We Have Moved, Expanded And Are Now Open
We have moved 592 feet from our former location on Church Street around the corner and “back home” to 592a Washington Street, where our corporate offices and restoration studio have been located since 1983.
“This has a nice ring to it for a few reasons. The business was founded in 1917 and so as we begin our second 100 years of business, our move “home” is perfect for our plans to further enhance and upgrade our personalized services, host more events and provide free parking on site,” said Sturdy Waterman, owner.
(l to r) Jeff Johnson, Nike’s first full-time wage earner; Bill Rodgers, local running legend and four-time winner of the Boston Marathon; Sturdy Waterman, owner of Page Waterman.
The new home for our framing specialists and Fine Art Gallery at 592a Washington Street is set back slightly from the road behind the Century 21 Commonwealth building, directly across the street from the recently opened Smith & Wollensky Steakhouse (formerly Blue Ginger).
“One room is specifically for our custom framing services; another is the new Fine Art Gallery and our restoration work will be performed in a third room,” Sturdy explained. “This new location provides ample free parking with spaces indoors and outdoors where we can add to our list of events which includes the NEXT UP! art contest for high school students, free appraisal events with Bonhams and art exhibitions.”

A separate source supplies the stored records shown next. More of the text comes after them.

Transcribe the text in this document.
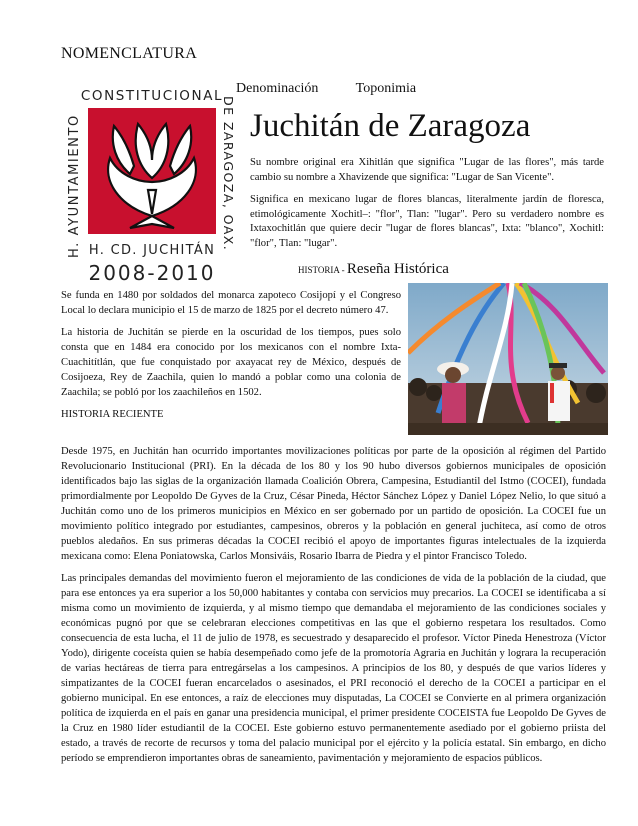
NOMENCLATURA
CONSTITUCIONAL
H. AYUNTAMIENTO	DE ZARAGOZA, OAX.
H. CD. JUCHITÁN
2008-2010
Denominación	Toponimia
Juchitán de Zaragoza

Su nombre original era Xihitlán que significa "Lugar de las flores", más tarde cambio su nombre a Xhavizende que significa: "Lugar de San Vicente".

Significa en mexicano lugar de flores blancas, literalmente jardín de floresca, etimológicamente Xochitl–: "flor", Tlan: "lugar". Pero su verdadero nombre es Ixtaxochitlán que quiere decir "lugar de flores blancas", Ixta: "blanco", Xochitl: "flor", Tlan: "lugar".

HISTORIA - Reseña Histórica

Se funda en 1480 por soldados del monarca zapoteco Cosijopí y el Congreso Local lo declara municipio el 15 de marzo de 1825 por el decreto número 47.

La historia de Juchitán se pierde en la oscuridad de los tiempos, pues solo consta que en 1484 era conocido por los mexicanos con el nombre Ixta-Cuachitítlán, que fue conquistado por axayacat rey de México, después de Cosijoeza, Rey de Zaachila, quien lo mandó a poblar como una colonia de Zaachila; se pobló por los zaachileños en 1502.

HISTORIA RECIENTE

Desde 1975, en Juchitán han ocurrido importantes movilizaciones políticas por parte de la oposición al régimen del Partido Revolucionario Institucional (PRI). En la década de los 80 y los 90 hubo diversos gobiernos municipales de oposición identificados bajo las siglas de la organización llamada Coalición Obrera, Campesina, Estudiantil del Istmo (COCEI), fundada primordialmente por Leopoldo De Gyves de la Cruz, César Pineda, Héctor Sánchez López y Daniel López Nelio, lo que situó a Juchitán como uno de los primeros municipios en México en ser gobernado por un partido de oposición. La COCEI fue un movimiento político integrado por estudiantes, campesinos, obreros y la población en general juchiteca, así como de otros pueblos aledaños. En sus primeras décadas la COCEI recibió el apoyo de importantes figuras intelectuales de la izquierda mexicana como: Elena Poniatowska, Carlos Monsiváis, Rosario Ibarra de Piedra y el pintor Francisco Toledo.

Las principales demandas del movimiento fueron el mejoramiento de las condiciones de vida de la población de la ciudad, que para ese entonces ya era superior a los 50,000 habitantes y contaba con servicios muy precarios. La COCEI se identificaba a sí misma como un movimiento de izquierda, y al mismo tiempo que demandaba el mejoramiento de las condiciones sociales y económicas pugnó por que se celebraran elecciones competitivas en las que el gobierno respetara los resultados. Como consecuencia de esta lucha, el 11 de julio de 1978, es secuestrado y desaparecido el profesor. Víctor Pineda Henestroza (Víctor Yodo), dirigente coceísta quien se había desempeñado como jefe de la promotoría Agraria en Juchitán y lograra la recuperación de varias hectáreas de tierra para entregárselas a los campesinos. A principios de los 80, y después de que varios líderes y simpatizantes de la COCEI fueran encarcelados o asesinados, el PRI reconoció el derecho de la COCEI a participar en el gobierno municipal. En ese entonces, a raíz de elecciones muy disputadas, La COCEI se Convierte en al primera organización política de izquierda en el país en ganar una presidencia municipal, el primer presidente COCEISTA fue Leopoldo De Gyves de la Cruz en 1980 líder estudiantil de la COCEI. Este gobierno estuvo permanentemente asediado por el gobierno priista del estado, a través de recorte de recursos y toma del palacio municipal por el ejército y la policía estatal. Sin embargo, en dicho período se emprendieron importantes obras de saneamiento, pavimentación y mejoramiento de espacios públicos.
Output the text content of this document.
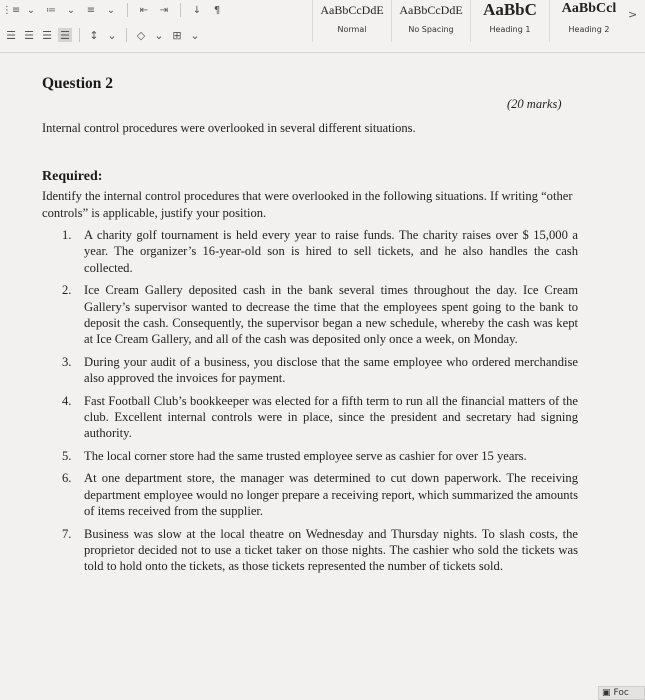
⋮≡ ⌄ ≔ ⌄ ≡ ⌄ ⇤ ⇥ ↓	¶
☰ ☰ ☰ ☰ ↕ ⌄ ◇ ⌄ ⊞ ⌄
AaBbCcDdE
Normal
AaBbCcDdE
No Spacing
AaBbC
Heading 1
AaBbCcl
Heading 2
>
Question 2
(20 marks)
Internal control procedures were overlooked in several different situations.
Required:
Identify the internal control procedures that were overlooked in the following situations. If writing “other controls” is applicable, justify your position.
1. A charity golf tournament is held every year to raise funds. The charity raises over $ 15,000 a year. The organizer’s 16-year-old son is hired to sell tickets, and he also handles the cash collected.
2. Ice Cream Gallery deposited cash in the bank several times throughout the day. Ice Cream Gallery’s supervisor wanted to decrease the time that the employees spent going to the bank to deposit the cash. Consequently, the supervisor began a new schedule, whereby the cash was kept at Ice Cream Gallery, and all of the cash was deposited only once a week, on Monday.
3. During your audit of a business, you disclose that the same employee who ordered merchandise also approved the invoices for payment.
4. Fast Football Club’s bookkeeper was elected for a fifth term to run all the financial matters of the club. Excellent internal controls were in place, since the president and secretary had signing authority.
5. The local corner store had the same trusted employee serve as cashier for over 15 years.
6. At one department store, the manager was determined to cut down paperwork. The receiving department employee would no longer prepare a receiving report, which summarized the amounts of items received from the supplier.
7. Business was slow at the local theatre on Wednesday and Thursday nights. To slash costs, the proprietor decided not to use a ticket taker on those nights. The cashier who sold the tickets was told to hold onto the tickets, as those tickets represented the number of tickets sold.
▣ Foc
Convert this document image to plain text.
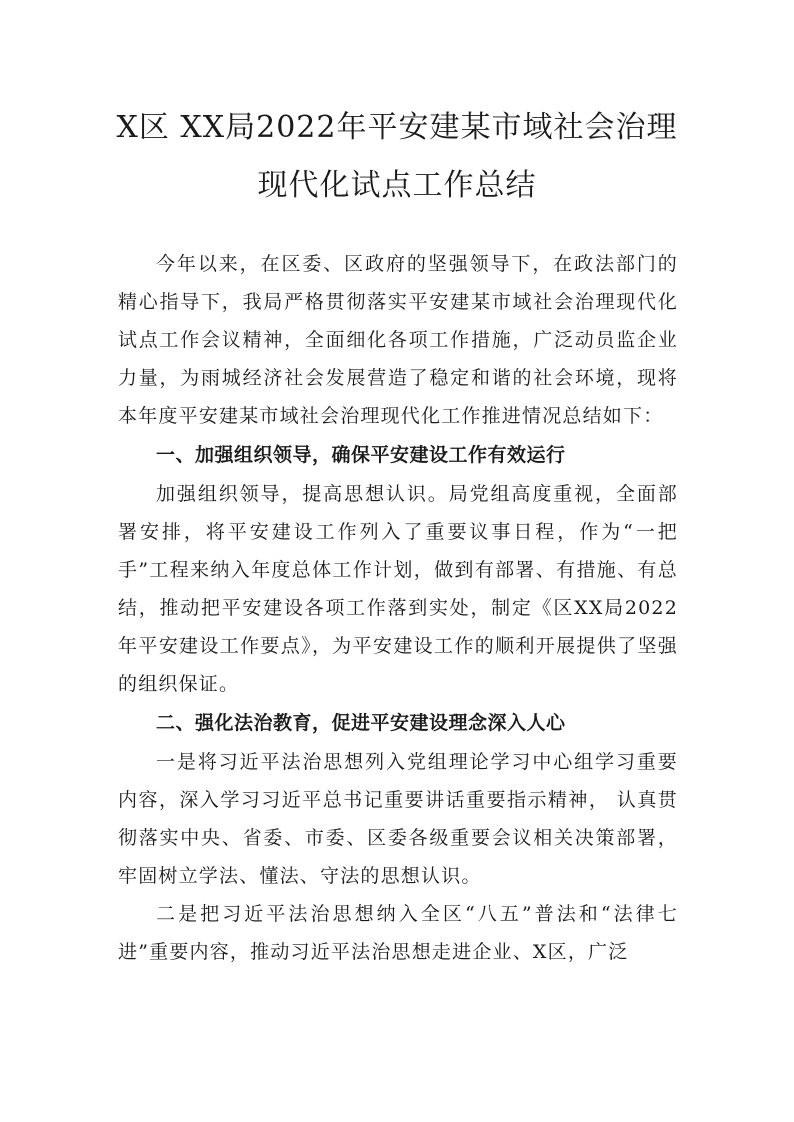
X区 XX局2022年平安建某市域社会治理
现代化试点工作总结

今年以来，在区委、区政府的坚强领导下，在政法部门的精心指导下，我局严格贯彻落实平安建某市域社会治理现代化试点工作会议精神，全面细化各项工作措施，广泛动员监企业力量，为雨城经济社会发展营造了稳定和谐的社会环境，现将本年度平安建某市域社会治理现代化工作推进情况总结如下：

一、加强组织领导，确保平安建设工作有效运行

加强组织领导，提高思想认识。局党组高度重视，全面部署安排，将平安建设工作列入了重要议事日程，作为“一把手”工程来纳入年度总体工作计划，做到有部署、有措施、有总结，推动把平安建设各项工作落到实处，制定《区XX局2022年平安建设工作要点》，为平安建设工作的顺利开展提供了坚强的组织保证。

二、强化法治教育，促进平安建设理念深入人心

一是将习近平法治思想列入党组理论学习中心组学习重要内容，深入学习习近平总书记重要讲话重要指示精神， 认真贯彻落实中央、省委、市委、区委各级重要会议相关决策部署，牢固树立学法、懂法、守法的思想认识。

二是把习近平法治思想纳入全区“八五”普法和“法律七进”重要内容，推动习近平法治思想走进企业、X区，广泛
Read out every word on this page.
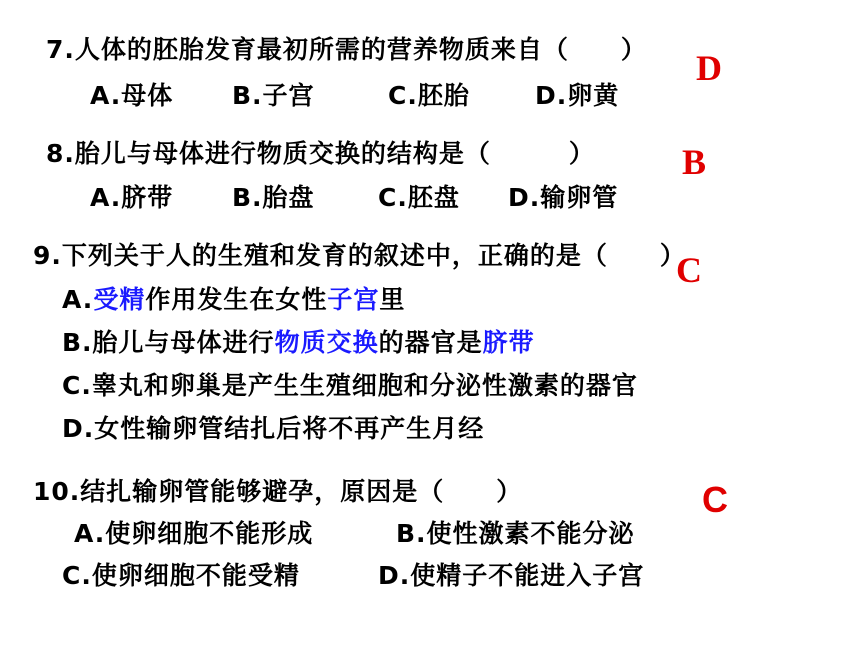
7.人体的胚胎发育最初所需的营养物质来自（　　）
A.母体 B.子宫	C.胚胎	D.卵黄
D
8.胎儿与母体进行物质交换的结构是（　　　）
A.脐带 B.胎盘	C.胚盘 D.输卵管
B
9.下列关于人的生殖和发育的叙述中，正确的是（　　）
C
A.受精作用发生在女性子宫里
B.胎儿与母体进行物质交换的器官是脐带
C.睾丸和卵巢是产生生殖细胞和分泌性激素的器官
D.女性输卵管结扎后将不再产生月经
10.结扎输卵管能够避孕，原因是（　　）	C
A.使卵细胞不能形成	B.使性激素不能分泌
C.使卵细胞不能受精	D.使精子不能进入子宫
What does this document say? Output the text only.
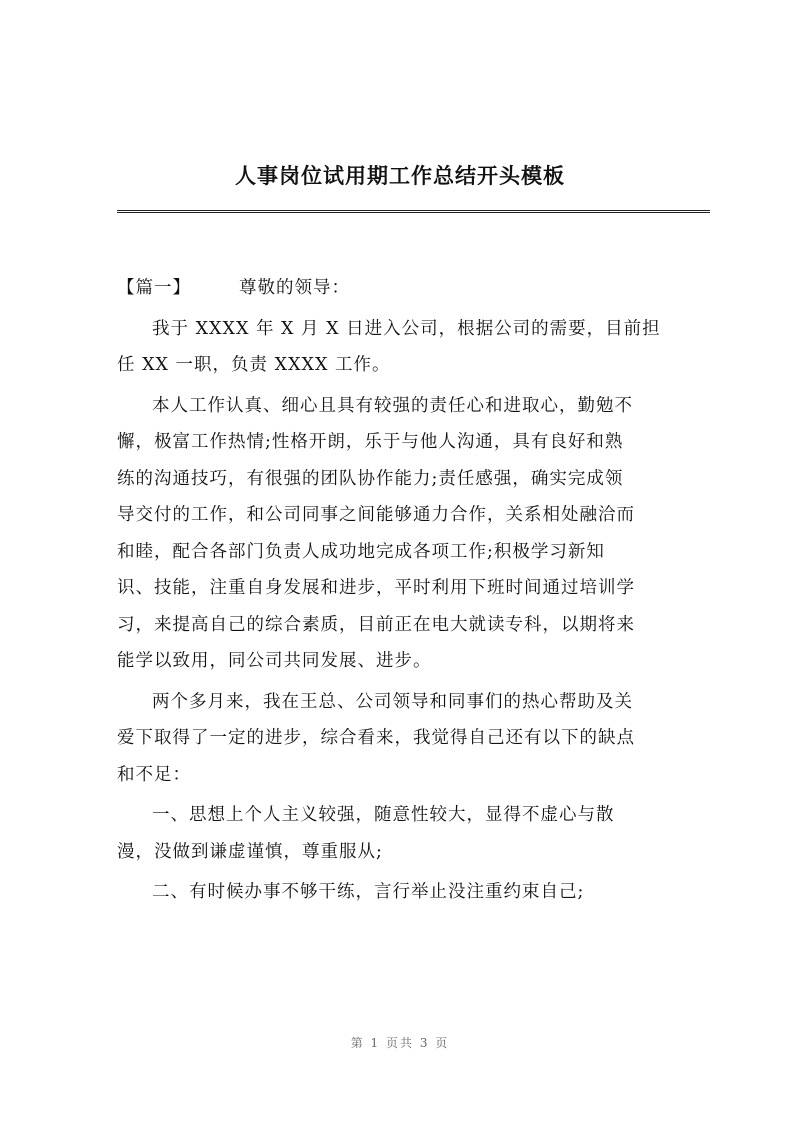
人事岗位试用期工作总结开头模板
【篇一】	尊敬的领导：
我于 XXXX 年 X 月 X 日进入公司，根据公司的需要，目前担
任 XX 一职，负责 XXXX 工作。
本人工作认真、细心且具有较强的责任心和进取心，勤勉不
懈，极富工作热情;性格开朗，乐于与他人沟通，具有良好和熟
练的沟通技巧，有很强的团队协作能力;责任感强，确实完成领
导交付的工作，和公司同事之间能够通力合作，关系相处融洽而
和睦，配合各部门负责人成功地完成各项工作;积极学习新知
识、技能，注重自身发展和进步，平时利用下班时间通过培训学
习，来提高自己的综合素质，目前正在电大就读专科，以期将来
能学以致用，同公司共同发展、进步。
两个多月来，我在王总、公司领导和同事们的热心帮助及关
爱下取得了一定的进步，综合看来，我觉得自己还有以下的缺点
和不足：
一、思想上个人主义较强，随意性较大，显得不虚心与散
漫，没做到谦虚谨慎，尊重服从;
二、有时候办事不够干练，言行举止没注重约束自己;
第 1 页共 3 页
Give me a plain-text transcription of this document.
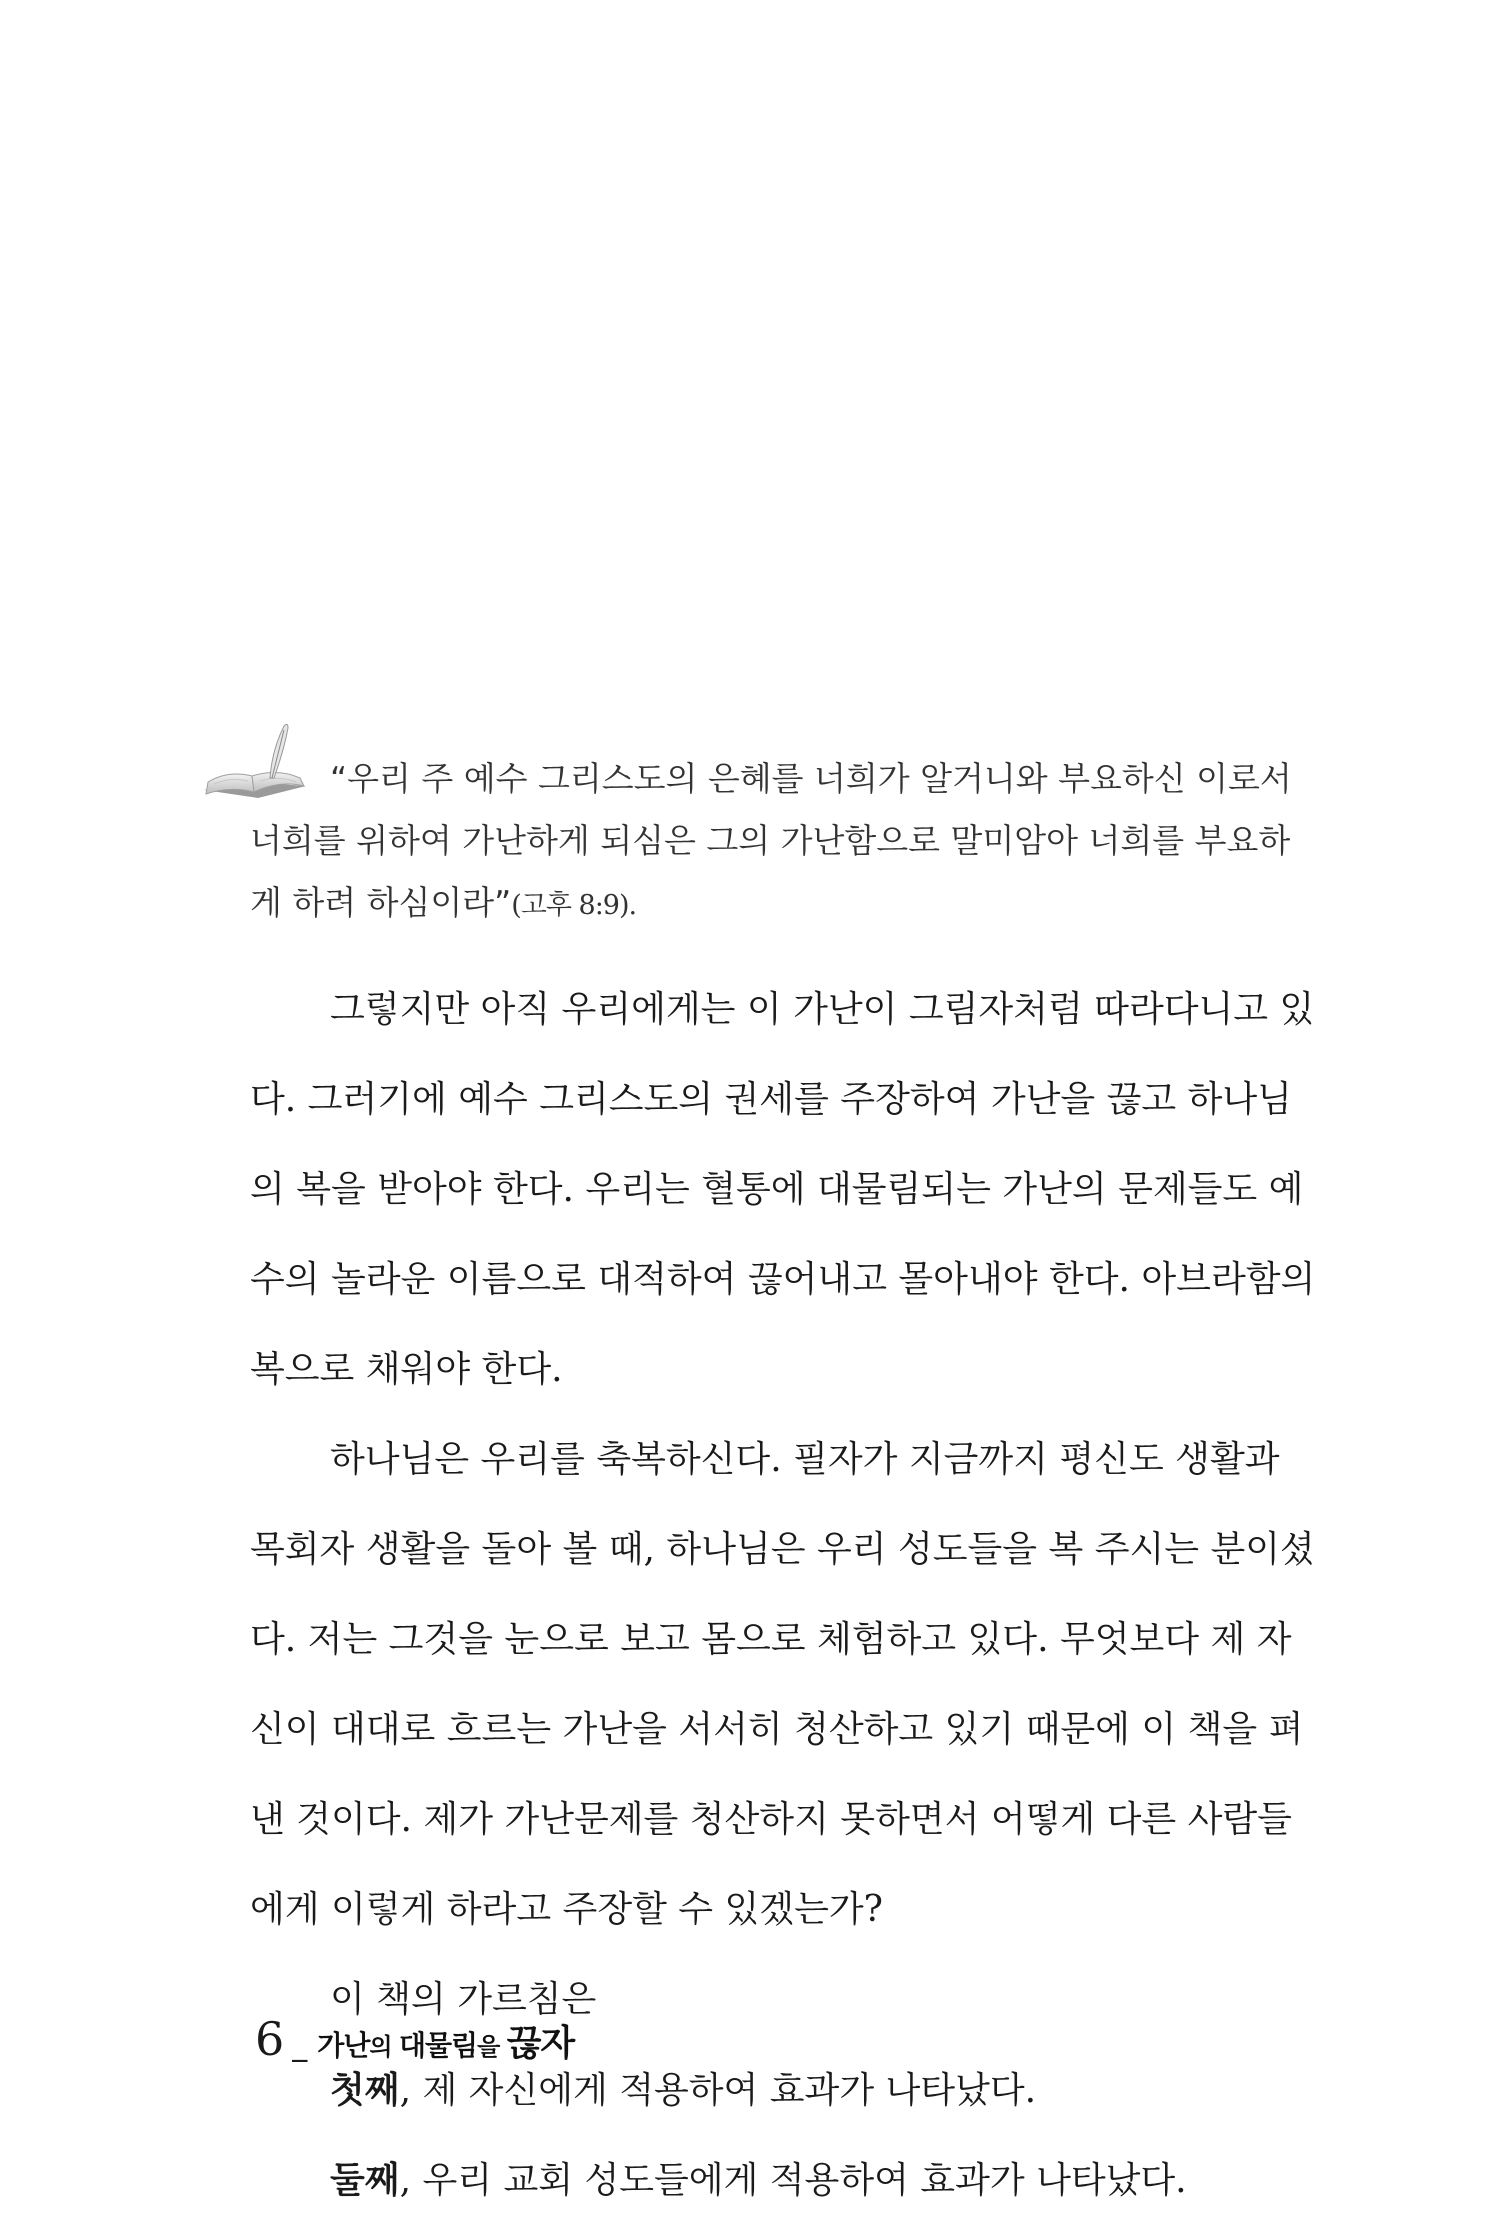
“우리 주 예수 그리스도의 은혜를 너희가 알거니와 부요하신 이로서
너희를 위하여 가난하게 되심은 그의 가난함으로 말미암아 너희를 부요하
게 하려 하심이라”(고후 8:9).
그렇지만 아직 우리에게는 이 가난이 그림자처럼 따라다니고 있
다. 그러기에 예수 그리스도의 권세를 주장하여 가난을 끊고 하나님
의 복을 받아야 한다. 우리는 혈통에 대물림되는 가난의 문제들도 예
수의 놀라운 이름으로 대적하여 끊어내고 몰아내야 한다. 아브라함의
복으로 채워야 한다.
하나님은 우리를 축복하신다. 필자가 지금까지 평신도 생활과
목회자 생활을 돌아 볼 때, 하나님은 우리 성도들을 복 주시는 분이셨
다. 저는 그것을 눈으로 보고 몸으로 체험하고 있다. 무엇보다 제 자
신이 대대로 흐르는 가난을 서서히 청산하고 있기 때문에 이 책을 펴
낸 것이다. 제가 가난문제를 청산하지 못하면서 어떻게 다른 사람들
에게 이렇게 하라고 주장할 수 있겠는가?
이 책의 가르침은
첫째, 제 자신에게 적용하여 효과가 나타났다.
둘째, 우리 교회 성도들에게 적용하여 효과가 나타났다.
6 _ 가난의 대물림을 끊자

592a Washington Street Has A Place In History
592a Was built in 1867 initially as a private home and later became a residence hall called Maple Lodge for Dana Hall School. While preparing it for our move a student’s journal was discovered under floor boards.
Sturdy’s father, Frank, leased the building in 1966 to Jeff Johnson, Nike’s first full-time wage earner and the author of the brand name which is now the world’s largest supplier of athletic shoes and apparel.
Jeff Johnson revisited the site along with local running legend Bill Rodgers as part of the Nike Heritage Tour in 2016, showing current Nike employees important landmarks in Nike’s history.
Sturdy said, “As an avid runner myself, and as someone who appreciates history, I like the idea that we’re opening up this unique location to the community and to be a new center of activity in Wellesley Square.”